The 51 patients enrolled in the phase 2 trial met eligibility for high-risk SMM based on the newly defined criteria proposed by Rajkumar et al. At the time of the presentation, 47 patients were evaluable. The median age of patients was 63 years, the median bone marrow plasma cells was 20 percent, and the median number of treatment cycles completed was eight, with a range of one to 23 cycles. Thirty-eight percent of these patients had high-risk cytogenetics.
Overall, the combination was well-tolerated, with only two patients experiencing grade 4 toxicity (one with thrombocytopenia and one with neutropenia, both of which were reversible). Only one patient had an infusion reaction. No patient discontinued therapy due to toxicity, and only four dose reductions were required, three of which were in the maintenance phase.
Among the 23 patients who completed at least nine cycles of therapy, the complete response rate was 8.7 percent, the rate of very good partial response was 26.1 percent, and the rate of partial response was 47.8 percent, for an ORR response rate of 82.6 percent. The clinical benefit rate was 100 percent. Most patients achieved a response by the second cycle.

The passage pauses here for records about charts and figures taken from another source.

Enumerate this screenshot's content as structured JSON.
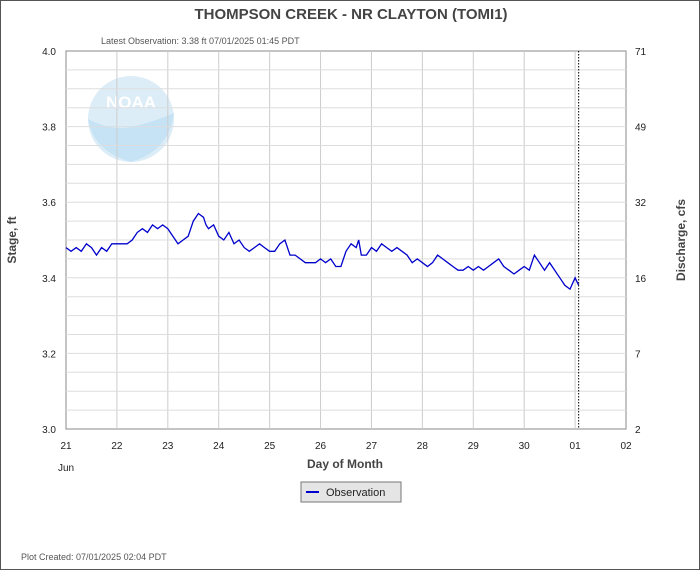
{
  "chart_data": {
    "type": "line",
    "title": "THOMPSON CREEK - NR CLAYTON  (TOMI1)",
    "latest_observation": "Latest Observation: 3.38 ft 07/01/2025 01:45 PDT",
    "plot_created": "Plot Created: 07/01/2025 02:04 PDT",
    "xlabel": "Day of Month",
    "ylabel_left": "Stage, ft",
    "ylabel_right": "Discharge, cfs",
    "x_ticks": [
      "21",
      "22",
      "23",
      "24",
      "25",
      "26",
      "27",
      "28",
      "29",
      "30",
      "01",
      "02"
    ],
    "x_sublabel": "Jun",
    "ylim": [
      3.0,
      4.0
    ],
    "y_ticks_left": [
      "3.0",
      "3.2",
      "3.4",
      "3.6",
      "3.8",
      "4.0"
    ],
    "y_ticks_right": [
      {
        "stage": 3.0,
        "label": "2"
      },
      {
        "stage": 3.2,
        "label": "7"
      },
      {
        "stage": 3.4,
        "label": "16"
      },
      {
        "stage": 3.6,
        "label": "32"
      },
      {
        "stage": 3.8,
        "label": "49"
      },
      {
        "stage": 4.0,
        "label": "71"
      }
    ],
    "grid": true,
    "marker_x": 10.07,
    "series": [
      {
        "name": "Observation",
        "color": "#0000cc",
        "x": [
          0.0,
          0.1,
          0.2,
          0.3,
          0.4,
          0.5,
          0.6,
          0.7,
          0.8,
          0.9,
          1.0,
          1.1,
          1.2,
          1.3,
          1.4,
          1.5,
          1.6,
          1.7,
          1.8,
          1.9,
          2.0,
          2.1,
          2.2,
          2.3,
          2.4,
          2.5,
          2.6,
          2.7,
          2.75,
          2.8,
          2.9,
          3.0,
          3.1,
          3.2,
          3.3,
          3.4,
          3.5,
          3.6,
          3.7,
          3.8,
          3.9,
          4.0,
          4.1,
          4.2,
          4.3,
          4.4,
          4.5,
          4.6,
          4.7,
          4.8,
          4.9,
          5.0,
          5.1,
          5.2,
          5.3,
          5.4,
          5.5,
          5.6,
          5.7,
          5.75,
          5.8,
          5.9,
          6.0,
          6.1,
          6.2,
          6.3,
          6.4,
          6.5,
          6.6,
          6.7,
          6.8,
          6.9,
          7.0,
          7.1,
          7.2,
          7.3,
          7.4,
          7.5,
          7.6,
          7.7,
          7.8,
          7.9,
          8.0,
          8.1,
          8.2,
          8.3,
          8.4,
          8.5,
          8.6,
          8.7,
          8.8,
          8.9,
          9.0,
          9.1,
          9.2,
          9.3,
          9.4,
          9.5,
          9.6,
          9.7,
          9.8,
          9.9,
          10.0,
          10.07
        ],
        "y": [
          3.48,
          3.47,
          3.48,
          3.47,
          3.49,
          3.48,
          3.46,
          3.48,
          3.47,
          3.49,
          3.49,
          3.49,
          3.49,
          3.5,
          3.52,
          3.53,
          3.52,
          3.54,
          3.53,
          3.54,
          3.53,
          3.51,
          3.49,
          3.5,
          3.51,
          3.55,
          3.57,
          3.56,
          3.54,
          3.53,
          3.54,
          3.51,
          3.5,
          3.52,
          3.49,
          3.5,
          3.48,
          3.47,
          3.48,
          3.49,
          3.48,
          3.47,
          3.47,
          3.49,
          3.5,
          3.46,
          3.46,
          3.45,
          3.44,
          3.44,
          3.44,
          3.45,
          3.44,
          3.45,
          3.43,
          3.43,
          3.47,
          3.49,
          3.48,
          3.5,
          3.46,
          3.46,
          3.48,
          3.47,
          3.49,
          3.48,
          3.47,
          3.48,
          3.47,
          3.46,
          3.44,
          3.45,
          3.44,
          3.43,
          3.44,
          3.46,
          3.45,
          3.44,
          3.43,
          3.42,
          3.42,
          3.43,
          3.42,
          3.43,
          3.42,
          3.43,
          3.44,
          3.45,
          3.43,
          3.42,
          3.41,
          3.42,
          3.43,
          3.42,
          3.46,
          3.44,
          3.42,
          3.44,
          3.42,
          3.4,
          3.38,
          3.37,
          3.4,
          3.38
        ]
      }
    ]
  },
  "logo": {
    "text": "NOAA",
    "color": "#cfe6f5"
  }
}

Early data indicate PFS may be better than Revlimid/dexamethasone, but “we need long-term follow-up to determine PFS as well as whether those patients indeed would have delayed end-organ and delayed myeloma events,” said Ghobrial. “We’re looking now at immune profiling and mechanisms of response to see, indeed, who are those patients who have a deep response, and whether that correlates with certain immune profiling in those patients.”